Why this translation:

• Elm uses

  >>

  for left-to-right composition (vs

  .

  in Haskell)
• Elm uses

  <<

  for right-to-left composition (like Haskell's

  .

  )
• Pipeline operator

  |>

  replaces many uses of

  $

• Operator sections work differently;

  (+5)

  becomes

  (+) 5

  in Elm

Pattern 6: Type Aliases vs Newtypes

Haskell:

-- Type alias
type UserId = Int
type Email = String

-- Newtype for type safety
newtype UserId = UserId Int deriving (Show, Eq)
newtype Email = Email String deriving (Show, Eq)

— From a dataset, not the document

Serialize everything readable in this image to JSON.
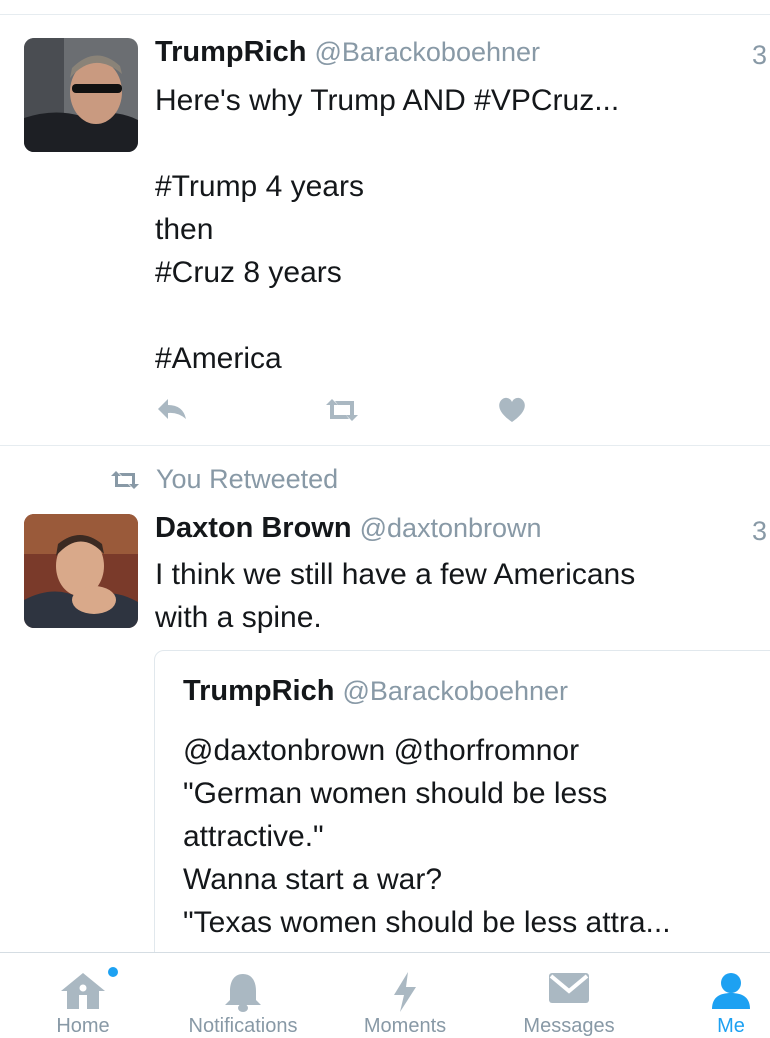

getUserById :: UserId -> Maybe User
getUserById (UserId id) = lookup id users

-- Can't mix UserId and Email

Elm:

-- Type alias (no type safety)
type alias UserId =
    Int

type alias Email =
    String

-- Custom type for type safety
type UserId
    = UserId Int

type Email
    = Email String

getUserById : UserId -> Maybe User
getUserById (UserId id) =
    Dict.get id users

-- Can't mix UserId and Email (type safety enforced)

Why this translation:

• Haskell

  type

  becomes Elm

  type alias

• Haskell

  newtype

  becomes Elm

  type

  (custom type)
• Both provide type safety at compile time
• Elm custom types have zero runtime cost (like newtype)

Error Handling

Haskell Either → Elm Result

Haskell:

type Error = String

parseAge :: String -> Either Error Int
parseAge str = case reads str of
    [(n, "")] -> if n >= 0
                 then Right n
                 else Left "Age must be non-negative"
    _ -> Left "Not a valid number"

validateUser :: String -> String -> Either Error User
validateUser ageStr emailStr = do
    age <- parseAge ageStr
    email <- validateEmail emailStr
    return $ User email age

-- Using either
displayResult :: Either Error User -> String
displayResult = either ("Error: " ++) (show . userId)

Elm:

type alias Error =
    String

parseAge : String -> Result Error Int
parseAge str =
    case String.toInt str of
        Just n ->
            if n >= 0 then
                Ok n
            else
                Err "Age must be non-negative"

        Nothing ->
            Err "Not a valid number"

validateUser : String -> String -> Result Error User
validateUser ageStr emailStr =
    parseAge ageStr
        |> Result.andThen (\age ->
            validateEmail emailStr
                |> Result.map (\email ->
                    User email age
                )
        )

-- Using Result.withDefault or case
displayResult : Result Error User -> String
displayResult result =
    case result of
        Ok user ->
            String.fromInt user.userId

        Err error ->
            "Error: " ++ error

Why this translation:

• Either a b

  becomes

  Result a b

  (same order)

• Left

  becomes

  Err

  ,

  Right

  becomes

  Ok

• No do-notation in Elm; use

  Result.andThen

  for chaining

• Result.map

  and

  Result.andThen

  replace fmap and >>=

Effect Handling: IO/State → The Elm Architecture

IO Actions → Cmd

Haskell:

-- IO actions
main :: IO ()
main = do
    putStrLn "What is your name?"
    name <- getLine
    putStrLn $ "Hello, " ++ name

-- HTTP request (using simple-http)
fetchUser :: Int -> IO (Either Error User)
fetchUser userId = do
    response <- httpGet $ "/users/" ++ show userId
    return $ decodeUser response

Elm:

-- Commands in TEA
type Msg
    = NameEntered String
    | FetchUser Int
    | GotUser (Result Http.Error User)

-- No IO monad; effects via Cmd
update : Msg -> Model -> ( Model, Cmd Msg )
update msg model =
    case msg of
        NameEntered name ->
            ( { model | name = name }, Cmd.none )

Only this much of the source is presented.